Schools across the country have been closed or evacuated in response to a wave of falsely reported bomb threats and shootings, often referred to as “coups.”
As students return to the classroom, reports of forceful beatings have surfaced at dozens of schools in Louisiana, Minnesota, Colorado, Texas and elsewhere. In some cases, the bogus calls have caused chaos and unsettled students, parents and educators who were already nervous about the threat of school shootings. Authorities in different states say they have leads on who may be making the threats.
The FBI defines “swat” as making a false 911 call with the intent of eliciting a response from law enforcement, particularly a SWAT team. Perpetrators of these calls often use technology to give the appearance that the emergency call is coming from the home of the person being “hit.”
Swatting calls are sometimes made as a joke and other times for revenge, but the results can turn deadly.
In Louisiana alone, 15 schools received active shooter threats Thursday from an internet-based phone number with an out-of-state area code, reports vermilion today. One of the false threats targeted Abbeville High School, southwest of Lafayette, closing the school for two hours, the newspaper reports.
Abbeville Police Chief Mike Hardy told the newspaper that he and officers checked each classroom before learning the phone call may have been part of a prank affecting schools across the country.
In Minnesota, at least 14 schools were targeted with false active shooter reports, Minneapolis Fox affiliate KMSP-TV reports. Authorities investigating the call said Thursday that all the calls came from a single IP address and believe a person is behind them, the station reports.
“While this was a hoax, and this is how it’s reported, and here we are another day, the trauma felt by those teachers and those students is so viscerally real,” said Minnesota Governor Tim Walz, a former educator. , during a news conference Thursday, according to Minnesota Public Radio.
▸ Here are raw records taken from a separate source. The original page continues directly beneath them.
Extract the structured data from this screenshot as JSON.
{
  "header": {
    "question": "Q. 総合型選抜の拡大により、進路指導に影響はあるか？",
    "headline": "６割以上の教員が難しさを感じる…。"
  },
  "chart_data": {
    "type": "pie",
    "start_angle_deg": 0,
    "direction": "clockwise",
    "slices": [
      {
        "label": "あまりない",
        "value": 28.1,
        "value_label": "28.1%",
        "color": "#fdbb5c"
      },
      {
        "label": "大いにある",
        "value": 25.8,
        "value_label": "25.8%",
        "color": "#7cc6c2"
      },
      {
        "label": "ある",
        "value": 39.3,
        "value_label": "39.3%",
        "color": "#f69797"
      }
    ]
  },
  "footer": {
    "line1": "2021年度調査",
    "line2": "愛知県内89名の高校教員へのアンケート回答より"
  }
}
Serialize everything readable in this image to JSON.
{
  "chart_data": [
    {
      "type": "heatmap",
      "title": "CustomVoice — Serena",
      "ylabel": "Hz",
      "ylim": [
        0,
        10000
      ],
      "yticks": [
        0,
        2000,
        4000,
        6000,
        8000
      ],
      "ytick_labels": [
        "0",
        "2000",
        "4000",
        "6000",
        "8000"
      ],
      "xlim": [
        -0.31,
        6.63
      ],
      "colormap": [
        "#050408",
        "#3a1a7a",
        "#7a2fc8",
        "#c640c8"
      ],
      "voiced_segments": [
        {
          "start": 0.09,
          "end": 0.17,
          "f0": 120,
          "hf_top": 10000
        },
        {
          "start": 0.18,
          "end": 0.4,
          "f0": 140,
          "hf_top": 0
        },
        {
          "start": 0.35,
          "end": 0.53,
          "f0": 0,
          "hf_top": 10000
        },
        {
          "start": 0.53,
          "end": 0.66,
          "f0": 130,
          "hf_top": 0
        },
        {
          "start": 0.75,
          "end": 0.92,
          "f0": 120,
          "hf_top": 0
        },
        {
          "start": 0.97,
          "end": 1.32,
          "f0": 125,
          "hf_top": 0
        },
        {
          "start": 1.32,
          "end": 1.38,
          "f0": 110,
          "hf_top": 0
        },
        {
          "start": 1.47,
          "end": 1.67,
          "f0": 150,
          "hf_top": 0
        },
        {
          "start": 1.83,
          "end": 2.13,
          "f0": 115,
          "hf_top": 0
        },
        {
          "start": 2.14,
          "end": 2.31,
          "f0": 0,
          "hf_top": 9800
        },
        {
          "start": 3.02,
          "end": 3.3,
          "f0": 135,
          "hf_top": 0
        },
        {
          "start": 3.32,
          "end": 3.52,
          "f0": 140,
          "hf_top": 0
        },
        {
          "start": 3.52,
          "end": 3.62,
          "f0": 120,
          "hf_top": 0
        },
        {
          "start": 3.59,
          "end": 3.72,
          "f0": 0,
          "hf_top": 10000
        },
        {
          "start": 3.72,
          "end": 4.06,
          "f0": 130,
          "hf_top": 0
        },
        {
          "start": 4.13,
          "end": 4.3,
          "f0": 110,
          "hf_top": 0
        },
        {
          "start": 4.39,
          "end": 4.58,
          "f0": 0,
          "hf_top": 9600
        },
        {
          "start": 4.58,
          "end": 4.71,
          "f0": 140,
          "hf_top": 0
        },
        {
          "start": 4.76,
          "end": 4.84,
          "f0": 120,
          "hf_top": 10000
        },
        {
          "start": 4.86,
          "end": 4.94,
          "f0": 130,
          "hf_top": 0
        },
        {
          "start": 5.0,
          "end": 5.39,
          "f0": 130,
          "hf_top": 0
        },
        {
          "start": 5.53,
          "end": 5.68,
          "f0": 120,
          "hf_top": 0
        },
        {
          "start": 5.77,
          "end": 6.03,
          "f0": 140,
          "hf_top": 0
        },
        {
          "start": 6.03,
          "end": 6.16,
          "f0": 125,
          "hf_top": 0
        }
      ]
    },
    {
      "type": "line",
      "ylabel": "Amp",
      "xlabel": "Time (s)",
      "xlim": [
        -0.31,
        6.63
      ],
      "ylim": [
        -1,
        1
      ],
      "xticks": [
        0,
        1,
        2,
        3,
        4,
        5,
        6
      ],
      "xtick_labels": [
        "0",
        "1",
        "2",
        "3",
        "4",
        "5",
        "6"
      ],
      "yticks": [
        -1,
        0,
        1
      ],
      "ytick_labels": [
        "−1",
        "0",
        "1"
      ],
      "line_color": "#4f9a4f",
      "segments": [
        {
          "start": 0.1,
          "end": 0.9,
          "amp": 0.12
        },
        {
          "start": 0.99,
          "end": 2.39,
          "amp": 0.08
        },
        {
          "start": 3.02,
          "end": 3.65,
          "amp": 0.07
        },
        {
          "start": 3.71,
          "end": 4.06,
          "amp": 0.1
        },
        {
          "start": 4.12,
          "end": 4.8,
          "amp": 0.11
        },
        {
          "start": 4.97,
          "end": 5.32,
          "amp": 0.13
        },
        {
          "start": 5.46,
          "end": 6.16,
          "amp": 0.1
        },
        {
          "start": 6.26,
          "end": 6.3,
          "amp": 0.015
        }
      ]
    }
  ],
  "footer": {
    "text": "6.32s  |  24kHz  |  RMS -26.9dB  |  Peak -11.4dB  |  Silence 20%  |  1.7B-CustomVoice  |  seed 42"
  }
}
Walz described how his 15-year-old son received real-time video from friends hiding in closets at Mankato West High School, the school where the governor used to teach.
Schools in North Carolina and Colorado have also seen recent waves of beating incidents, according to local media.
A tally by local Fox affiliates found that more than 30 crushing incidents occurred at schools across the country between September 14 and 21, according to KMSP-TV.
Jay Farlow, a spokesman for the National Association of School Resource Officers, said news week in an email that the group did not have complete numbers on false reports in schools.
Farlow said that since a Sept. 13 hoax incident in Houston, news reports show there have been similar incidents in more than a dozen states and the District of Columbia.
Chaos erupted outside a San Antonio school Tuesday after a false active shooter report. The city is close to Uvalde, the site of one of the worst school shootings in US history in late May, and where police have been criticized for their overly cautious approach to the incident as it unfolded.
When San Antonio’s Jefferson High School was closed, parents clashed with police trying to force their way in, reports the San Antonio Express News. A man cut his arm trying to break a window to get into the school.
“I definitely got here fast. I got off work and I got here fast,” Pete Vela, the father of a 15-year-old boy, told the newspaper. “Ultimately, if there was someone there, then I don’t blame the parents for wanting to come in, especially after what happened in Uvalde.”
Amy Klinger, co-founder of the Educator’s School Safety Network, told Education Week that false reports often accompany mass shootings because some students see the threats as a way to get attention.
But he told the news outlet that repeated closures can lower the readiness of school staff and students for a real threat, while also disrupting learning.
“There’s a lot of quick responses, anxiety and messages, people trying to find their children,” Klinger said. “It’s happening a lot more than we think, and it’s having a much bigger impact.”
news week contacted the FBI for comment.